When the Wind Really Blows

Most are familiar with Hurricane Andrew, which slammed into the Florida coast in 1992. Andrew is the costliest hurricane on record. CBS News reported on this in Sept 2004.

“John Gurney of the National Weather Service says, “Hurricane Andrew dwarfs all other storms we’ve had: $26 billion in damage by Hurricane Andrew, parts of Florida were devastated by that storm.”

At $7 billion – about a quarter of the cost of Andrew, Hugo was the second most expensive storm in history. But when everything is totaled, last month’s Hurricane Charley will probably bump Hugo out of the No.2 position.

A hurricane’s devastation isn’t always measured in dollars. The costliest hurricane in lives happened in the year 1900 in Galveston, Texas. At least 8,000 people died.

Weather 2000 meteorologist Jeffrey Schultz says, “Before the day of computers before the day of satellites, hurricanes were able to gather up a lot of strength and almost come out of nowhere and without any warning, bringing along a storm surge, high winds and heavy rains and actually killed a lot of people.”

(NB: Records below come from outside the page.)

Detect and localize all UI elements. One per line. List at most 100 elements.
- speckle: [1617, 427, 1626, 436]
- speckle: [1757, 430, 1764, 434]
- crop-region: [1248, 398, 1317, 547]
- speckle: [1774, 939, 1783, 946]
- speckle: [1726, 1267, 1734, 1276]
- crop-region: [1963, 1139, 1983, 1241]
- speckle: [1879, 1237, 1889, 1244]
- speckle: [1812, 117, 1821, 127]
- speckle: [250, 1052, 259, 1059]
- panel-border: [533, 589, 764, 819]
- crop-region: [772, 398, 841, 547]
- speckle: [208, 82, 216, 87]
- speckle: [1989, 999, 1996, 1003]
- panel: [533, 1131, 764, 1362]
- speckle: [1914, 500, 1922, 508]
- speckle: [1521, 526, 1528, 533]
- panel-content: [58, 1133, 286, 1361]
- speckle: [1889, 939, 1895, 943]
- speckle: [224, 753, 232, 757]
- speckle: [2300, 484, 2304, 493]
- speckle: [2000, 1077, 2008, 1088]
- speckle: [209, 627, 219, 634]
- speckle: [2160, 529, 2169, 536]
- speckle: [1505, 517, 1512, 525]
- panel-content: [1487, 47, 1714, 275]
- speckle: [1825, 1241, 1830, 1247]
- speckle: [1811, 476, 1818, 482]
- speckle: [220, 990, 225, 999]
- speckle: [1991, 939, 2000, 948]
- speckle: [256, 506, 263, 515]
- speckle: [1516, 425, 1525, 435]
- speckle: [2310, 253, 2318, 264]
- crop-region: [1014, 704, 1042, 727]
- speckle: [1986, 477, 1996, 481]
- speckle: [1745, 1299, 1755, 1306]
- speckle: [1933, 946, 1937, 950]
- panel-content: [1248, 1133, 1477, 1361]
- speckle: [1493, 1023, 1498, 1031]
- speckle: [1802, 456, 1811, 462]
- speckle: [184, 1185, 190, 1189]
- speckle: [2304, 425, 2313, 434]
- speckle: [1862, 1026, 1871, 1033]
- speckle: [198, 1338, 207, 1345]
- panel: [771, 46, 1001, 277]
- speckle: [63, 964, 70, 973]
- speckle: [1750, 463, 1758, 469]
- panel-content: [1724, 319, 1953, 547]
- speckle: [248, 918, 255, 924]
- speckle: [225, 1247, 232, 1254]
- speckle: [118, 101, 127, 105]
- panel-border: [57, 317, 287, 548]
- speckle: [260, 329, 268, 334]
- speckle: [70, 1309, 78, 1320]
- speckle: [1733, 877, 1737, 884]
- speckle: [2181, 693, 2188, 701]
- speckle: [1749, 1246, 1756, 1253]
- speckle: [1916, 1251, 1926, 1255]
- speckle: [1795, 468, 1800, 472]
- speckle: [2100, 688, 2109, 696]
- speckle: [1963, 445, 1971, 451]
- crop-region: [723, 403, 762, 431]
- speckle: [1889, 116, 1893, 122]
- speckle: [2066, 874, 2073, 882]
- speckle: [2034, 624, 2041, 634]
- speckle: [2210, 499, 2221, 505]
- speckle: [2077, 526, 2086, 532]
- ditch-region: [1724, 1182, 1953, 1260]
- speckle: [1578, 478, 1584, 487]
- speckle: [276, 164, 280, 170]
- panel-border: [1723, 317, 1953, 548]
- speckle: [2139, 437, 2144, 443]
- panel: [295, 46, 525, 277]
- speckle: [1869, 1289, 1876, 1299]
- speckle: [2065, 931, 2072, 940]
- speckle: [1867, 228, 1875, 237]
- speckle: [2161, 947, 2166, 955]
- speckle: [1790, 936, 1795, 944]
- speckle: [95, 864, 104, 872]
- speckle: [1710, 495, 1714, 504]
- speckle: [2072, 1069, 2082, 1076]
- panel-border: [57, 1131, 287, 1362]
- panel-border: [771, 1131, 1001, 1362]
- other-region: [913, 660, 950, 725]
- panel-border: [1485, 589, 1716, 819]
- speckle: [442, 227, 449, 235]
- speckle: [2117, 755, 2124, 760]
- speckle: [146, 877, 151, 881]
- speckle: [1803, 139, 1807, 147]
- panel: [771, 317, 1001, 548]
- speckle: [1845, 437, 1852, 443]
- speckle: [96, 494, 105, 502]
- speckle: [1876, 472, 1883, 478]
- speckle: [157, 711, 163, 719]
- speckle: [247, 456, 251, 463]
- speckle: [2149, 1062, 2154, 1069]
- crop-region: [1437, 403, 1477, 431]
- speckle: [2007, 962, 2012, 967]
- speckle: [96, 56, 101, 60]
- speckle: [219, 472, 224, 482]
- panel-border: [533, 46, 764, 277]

The storm surge was responsible for the majority of those deaths, which is true of most hurricanes.

Gurney notes, “Historically, nine out of 10 fatalities have been related to storm surge. Storm surge is basically the rising of the water due to the hurricane’s central pressure and also the winds pushing the water on shore.”

High winds aren’t as deadly as you might think. For example, 1969’s Camille packed winds at a whopping 190 miles per hour. It was one of only three Category 5 hurricanes to hit the U.S. this century. Yet neither Camille nor Andrew rank in the top 10 for deadliest storms on file.”